Во втором раунде Васька так и не открылся ни разу. Он был не в кедах, а в наканифоленных боксерках, во рту держал специально заказанную в зубопротезном кабинете капу — и Борис злился на него, хотя понимал, что не такое уж большое значение это имеет. Притом капу заказывали все желающие, и он бы заказал тоже, если бы отец не пожалел денег. Как же — это тридцать рублей старыми!
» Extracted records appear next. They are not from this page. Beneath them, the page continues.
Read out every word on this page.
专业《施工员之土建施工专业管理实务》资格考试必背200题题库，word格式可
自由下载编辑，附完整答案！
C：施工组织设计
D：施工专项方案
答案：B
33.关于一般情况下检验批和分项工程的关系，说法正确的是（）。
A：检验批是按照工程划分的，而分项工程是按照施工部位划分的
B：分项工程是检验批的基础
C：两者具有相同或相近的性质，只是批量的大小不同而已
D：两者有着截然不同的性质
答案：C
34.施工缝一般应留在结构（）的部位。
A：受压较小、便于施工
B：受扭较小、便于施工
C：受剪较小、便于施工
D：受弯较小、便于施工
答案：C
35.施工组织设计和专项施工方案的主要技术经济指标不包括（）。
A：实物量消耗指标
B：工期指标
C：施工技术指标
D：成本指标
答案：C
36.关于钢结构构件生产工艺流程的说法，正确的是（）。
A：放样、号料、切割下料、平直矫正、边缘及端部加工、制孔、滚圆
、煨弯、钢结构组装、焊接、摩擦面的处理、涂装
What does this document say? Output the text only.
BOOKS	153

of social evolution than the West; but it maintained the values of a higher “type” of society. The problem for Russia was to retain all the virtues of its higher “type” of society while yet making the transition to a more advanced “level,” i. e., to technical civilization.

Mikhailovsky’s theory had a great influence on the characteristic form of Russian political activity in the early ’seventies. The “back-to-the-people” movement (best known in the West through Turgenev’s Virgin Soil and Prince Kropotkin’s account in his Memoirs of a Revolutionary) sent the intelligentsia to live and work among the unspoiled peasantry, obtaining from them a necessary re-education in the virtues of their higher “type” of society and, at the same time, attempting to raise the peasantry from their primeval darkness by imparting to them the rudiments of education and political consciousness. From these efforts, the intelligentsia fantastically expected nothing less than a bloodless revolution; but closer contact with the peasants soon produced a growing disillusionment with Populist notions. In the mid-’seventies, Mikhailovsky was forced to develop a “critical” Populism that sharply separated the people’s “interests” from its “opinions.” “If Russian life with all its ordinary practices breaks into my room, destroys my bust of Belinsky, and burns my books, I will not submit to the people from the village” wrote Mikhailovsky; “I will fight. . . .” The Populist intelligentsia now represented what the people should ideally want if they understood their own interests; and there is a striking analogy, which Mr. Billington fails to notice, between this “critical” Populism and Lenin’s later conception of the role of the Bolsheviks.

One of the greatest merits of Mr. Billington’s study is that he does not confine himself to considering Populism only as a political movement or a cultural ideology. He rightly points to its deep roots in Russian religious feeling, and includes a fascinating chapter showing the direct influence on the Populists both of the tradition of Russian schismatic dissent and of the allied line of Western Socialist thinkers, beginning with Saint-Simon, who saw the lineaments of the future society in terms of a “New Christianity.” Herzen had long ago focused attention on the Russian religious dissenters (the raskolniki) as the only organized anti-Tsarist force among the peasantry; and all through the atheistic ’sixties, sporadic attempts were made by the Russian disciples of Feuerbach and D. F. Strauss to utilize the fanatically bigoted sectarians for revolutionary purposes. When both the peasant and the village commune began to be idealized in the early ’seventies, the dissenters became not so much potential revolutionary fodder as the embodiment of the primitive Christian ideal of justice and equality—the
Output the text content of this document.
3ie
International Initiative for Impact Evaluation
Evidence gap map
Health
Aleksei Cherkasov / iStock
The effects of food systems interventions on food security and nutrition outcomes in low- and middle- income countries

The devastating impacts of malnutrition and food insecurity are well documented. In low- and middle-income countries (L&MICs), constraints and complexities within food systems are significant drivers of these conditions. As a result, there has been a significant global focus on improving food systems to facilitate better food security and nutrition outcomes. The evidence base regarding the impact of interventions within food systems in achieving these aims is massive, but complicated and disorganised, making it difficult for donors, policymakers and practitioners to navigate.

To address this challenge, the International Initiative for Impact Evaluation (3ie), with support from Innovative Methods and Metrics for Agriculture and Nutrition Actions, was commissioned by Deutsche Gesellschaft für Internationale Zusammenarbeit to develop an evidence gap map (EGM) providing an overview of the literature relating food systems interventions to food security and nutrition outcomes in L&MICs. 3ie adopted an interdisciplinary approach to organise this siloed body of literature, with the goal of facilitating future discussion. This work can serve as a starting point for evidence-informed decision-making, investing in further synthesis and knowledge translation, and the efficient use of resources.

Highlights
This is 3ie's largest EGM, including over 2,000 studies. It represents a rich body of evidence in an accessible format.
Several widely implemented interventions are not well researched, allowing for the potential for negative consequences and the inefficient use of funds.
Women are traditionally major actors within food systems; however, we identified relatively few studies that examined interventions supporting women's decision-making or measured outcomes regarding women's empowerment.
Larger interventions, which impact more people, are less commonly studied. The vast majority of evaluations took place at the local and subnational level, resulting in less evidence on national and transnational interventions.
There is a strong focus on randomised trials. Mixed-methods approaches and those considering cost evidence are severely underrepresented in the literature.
Физрук из соседней школы, рефери на ринге, между раундами посмотрел на губу Бориса и спросил, может ли тот продолжать бой. Борис ничего не ответил, только засопел презрительно. Он не просто продолжит, он покажет, что он умеет. И всем станет ясно, кто должен ехать на краевые соревнования.
Он не узнавал Ваську — тот прыгал резво, будто шел не третий раунд, а первый. Ничего, сейчас он почувствует, что такое длинный боковой… Теперь серию, так… Закроем в угол — нет, ушел…
Судья остановил бой и велел заправить Борису болтающиеся шнурки на перчатках. При этом он снова посмотрел на его губу. Борис чувствовал, как она опухла, и уже берег ее, прикрывая правой перчаткой. На нокдаун Ваське он не перестал надеяться, но у него все сильнее ныло сердце. По очкам ему никогда не везло…
— Со счетом три — два по очкам победил Ветров! — объявил судья и поднял руку Васьки.
Борис, стараясь улыбаться, потряс ему перчатку и нырнул под канат. По дороге его потрепал за плечо Алексей Иванович:
— Двигался мало! А так ничего.
Что «ничего»! Каждый в зале знал, что победитель боя поедет на первенство края во Владивосток. Поедет Васька.
В раздевалке Старуха отвернул борт куртки.
— Пивка ударишь? Я сбегал…
Борис помедлил, потом взял бутылку и отпил сразу половину. Держать форму больше не имело смысла. Физ-зал находился в школе, в любую минуту мог зайти кто-нибудь из учителей второй смены, поэтому Старуха спросил:
— Не боишься? Правильно. Сами лакают, а вид делают — что ты!
Борис думал совсем о другом. Сегодня на уроке историчка кричала, что у него одна дорожка: как и отец, пойдет ямы копать. Он обиделся, отец копал не ямы, а котлованы — во время войны под заводы, теперь под дома. У отца четыре класса, зато Борис в институт поступит. Только сначала он в армию пойдет. Ничего, можно себя и в армии проявить.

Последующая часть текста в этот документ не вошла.